What's Buggin' You with Kate Larsen
SACRAMENTO, CA - Birds in Downtown Sacramento are forcing people to duck for cover near the Convention Center. There are thousands of crows roosting in the trees on 13th Street between J and I Streets. As a result, bird droppings cover the street and the sidewalk and it's bugging people who work in the area.
"It looks like nobody takes care of the city, it's dirty," says George Muntean, who owns a soup and sandwich store nearby. Muntean says nobody parks or walks on the street with the bird droppings. "It's awful, I have people who have to go a block away to come to my shop."
The crows roost in the trees overnight and are most active early in the morning before they fly away for the day. Just before sunrise, as the birds wake up, you can hear them calling to each other.
"It's not a great appearance for anyone that's visiting the convention center," says Peter Tiberini who helps manage the parking garage on 13th Street.
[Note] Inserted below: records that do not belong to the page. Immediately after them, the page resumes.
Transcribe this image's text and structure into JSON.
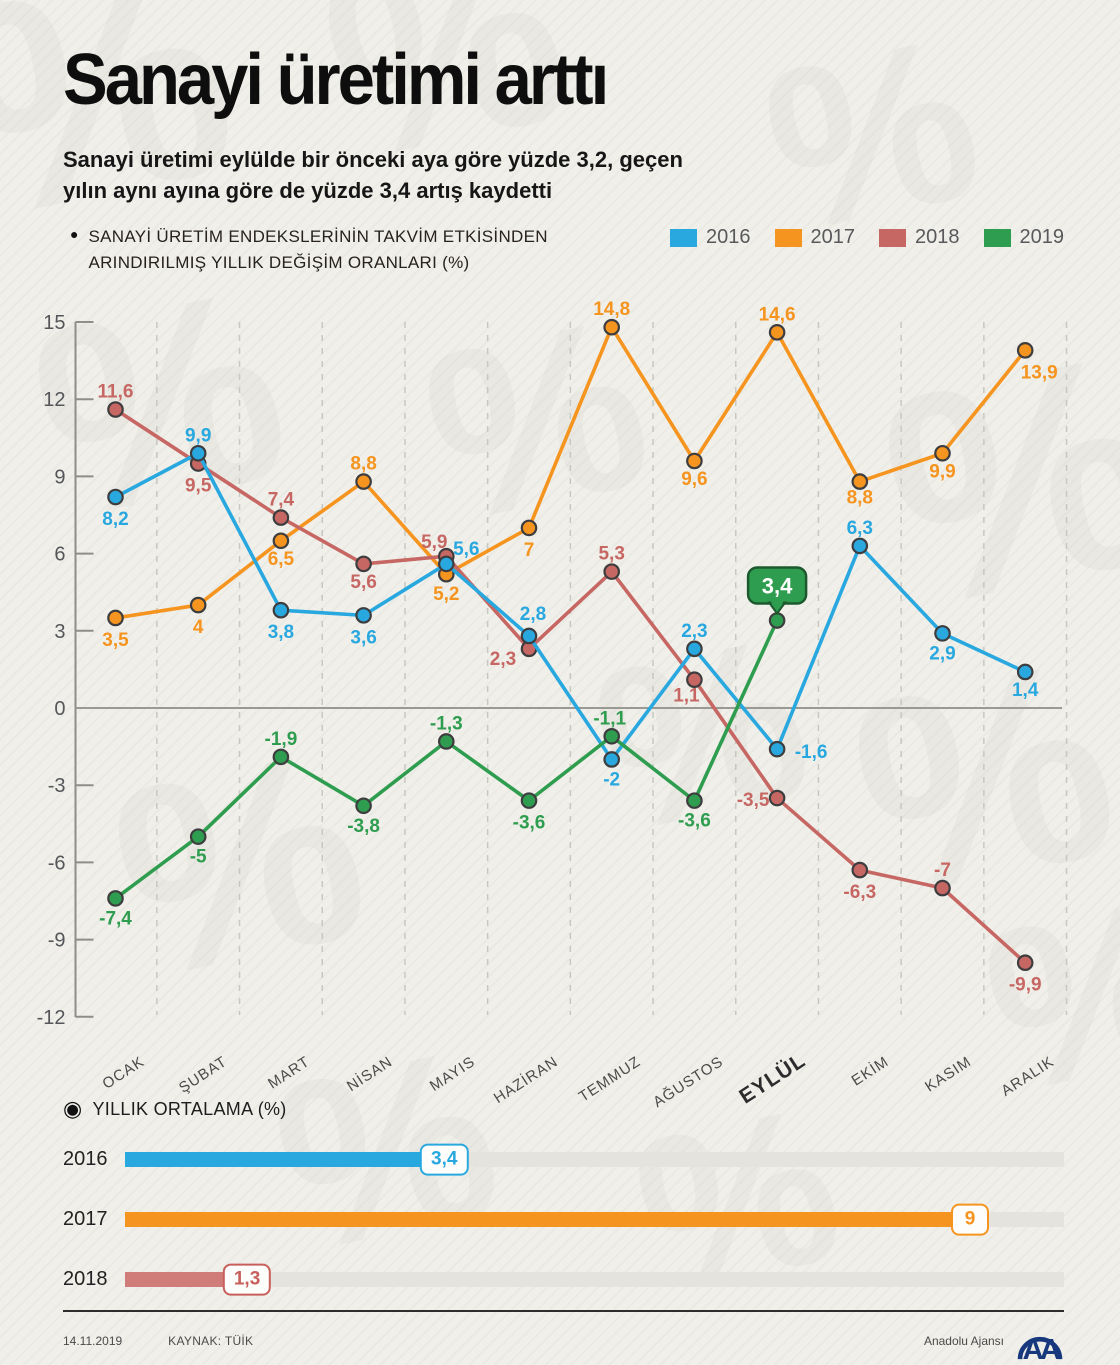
{
  "header": {
    "title": "Sanayi üretimi arttı",
    "subtitle_line1": "Sanayi üretimi eylülde bir önceki aya göre yüzde 3,2, geçen",
    "subtitle_line2": "yılın aynı ayına göre de yüzde 3,4 artış kaydetti"
  },
  "chart_section": {
    "bullet": "●",
    "label": "SANAYİ ÜRETİM ENDEKSLERİNİN TAKVİM ETKİSİNDEN ARINDIRILMIŞ YILLIK DEĞİŞİM ORANLARI (%)"
  },
  "legend": [
    {
      "label": "2016",
      "color": "#29a8e0"
    },
    {
      "label": "2017",
      "color": "#f5941f"
    },
    {
      "label": "2018",
      "color": "#c76763"
    },
    {
      "label": "2019",
      "color": "#2f9d4f"
    }
  ],
  "chart_data": {
    "type": "line",
    "categories": [
      "OCAK",
      "ŞUBAT",
      "MART",
      "NİSAN",
      "MAYIS",
      "HAZİRAN",
      "TEMMUZ",
      "AĞUSTOS",
      "EYLÜL",
      "EKİM",
      "KASIM",
      "ARALIK"
    ],
    "highlighted_category": "EYLÜL",
    "ylim": [
      -12,
      15
    ],
    "yticks": [
      15,
      12,
      9,
      6,
      3,
      0,
      -3,
      -6,
      -9,
      -12
    ],
    "grid": "vertical-dashed-between-months, solid zero line",
    "series": [
      {
        "name": "2016",
        "color": "#29a8e0",
        "values": [
          8.2,
          9.9,
          3.8,
          3.6,
          5.6,
          2.8,
          -2,
          2.3,
          -1.6,
          6.3,
          2.9,
          1.4
        ],
        "labels": [
          "8,2",
          "9,9",
          "3,8",
          "3,6",
          "5,6",
          "2,8",
          "-2",
          "2,3",
          "-1,6",
          "6,3",
          "2,9",
          "1,4"
        ]
      },
      {
        "name": "2017",
        "color": "#f5941f",
        "values": [
          3.5,
          4,
          6.5,
          8.8,
          5.2,
          7,
          14.8,
          9.6,
          14.6,
          8.8,
          9.9,
          13.9
        ],
        "labels": [
          "3,5",
          "4",
          "6,5",
          "8,8",
          "5,2",
          "7",
          "14,8",
          "9,6",
          "14,6",
          "8,8",
          "9,9",
          "13,9"
        ]
      },
      {
        "name": "2018",
        "color": "#c76763",
        "values": [
          11.6,
          9.5,
          7.4,
          5.6,
          5.9,
          2.3,
          5.3,
          1.1,
          -3.5,
          -6.3,
          -7,
          -9.9
        ],
        "labels": [
          "11,6",
          "9,5",
          "7,4",
          "5,6",
          "5,9",
          "2,3",
          "5,3",
          "1,1",
          "-3,5",
          "-6,3",
          "-7",
          "-9,9"
        ]
      },
      {
        "name": "2019",
        "color": "#2f9d4f",
        "values": [
          -7.4,
          -5,
          -1.9,
          -3.8,
          -1.3,
          -3.6,
          -1.1,
          -3.6,
          3.4
        ],
        "labels": [
          "-7,4",
          "-5",
          "-1,9",
          "-3,8",
          "-1,3",
          "-3,6",
          "-1,1",
          "-3,6",
          "3,4"
        ]
      }
    ],
    "callout": {
      "series": "2019",
      "category": "EYLÜL",
      "label": "3,4",
      "fill": "#2f9d4f",
      "stroke": "#1c5a2e"
    }
  },
  "bars_section": {
    "bullet": "◉",
    "label": "YILLIK ORTALAMA (%)",
    "scale_max": 10,
    "rows": [
      {
        "year": "2016",
        "value": 3.4,
        "label": "3,4",
        "bar_color": "#29a8e0",
        "accent": "#29a8e0"
      },
      {
        "year": "2017",
        "value": 9,
        "label": "9",
        "bar_color": "#f5941f",
        "accent": "#f5941f"
      },
      {
        "year": "2018",
        "value": 1.3,
        "label": "1,3",
        "bar_color": "#d07d79",
        "accent": "#c75f5b"
      }
    ]
  },
  "footer": {
    "date": "14.11.2019",
    "source": "KAYNAK: TÜİK",
    "agency": "Anadolu Ajansı",
    "logo_text": "AA",
    "logo_color": "#17387d"
  },
  "decor": {
    "watermark_symbol": "%"
  }
}
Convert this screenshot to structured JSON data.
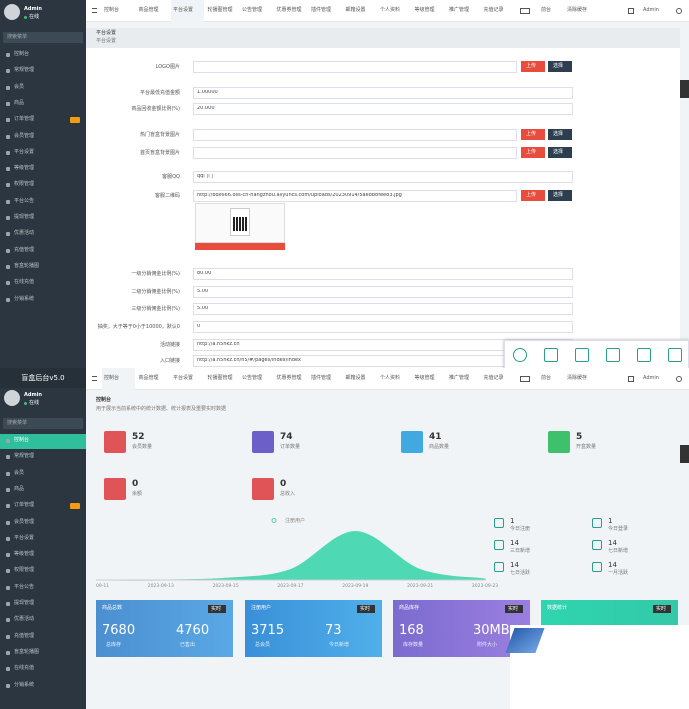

Garage employees and monthly parkers, many of whom carry umbrellas to avoid falling bird droppings, deal with the brunt of the mess. Tiberini says garage employees have even started power washing the sidewalks, but says the streets are really the City of Sacramento's responsibility.
Tiberini purchased a predatory bird calling machine that he hopes will scare away the crows. He hasn't installed the device yet, but says he got the idea because he heard a similar machine, making bird-like noises, near Sacramento City Hall. City Hall is just four blocks away from the Convention Center and has the same type of trees, but there are very few if any birds roosting in the area.
News10 Reporter, Kate Larsen, called the Mayor Kevin Johnson's office who acknowledged the birds and said they would look into the problem. News10 will continue to follow this story, especially after learning that according to the CDC, there may be health problems associated with exposure to bird droppings.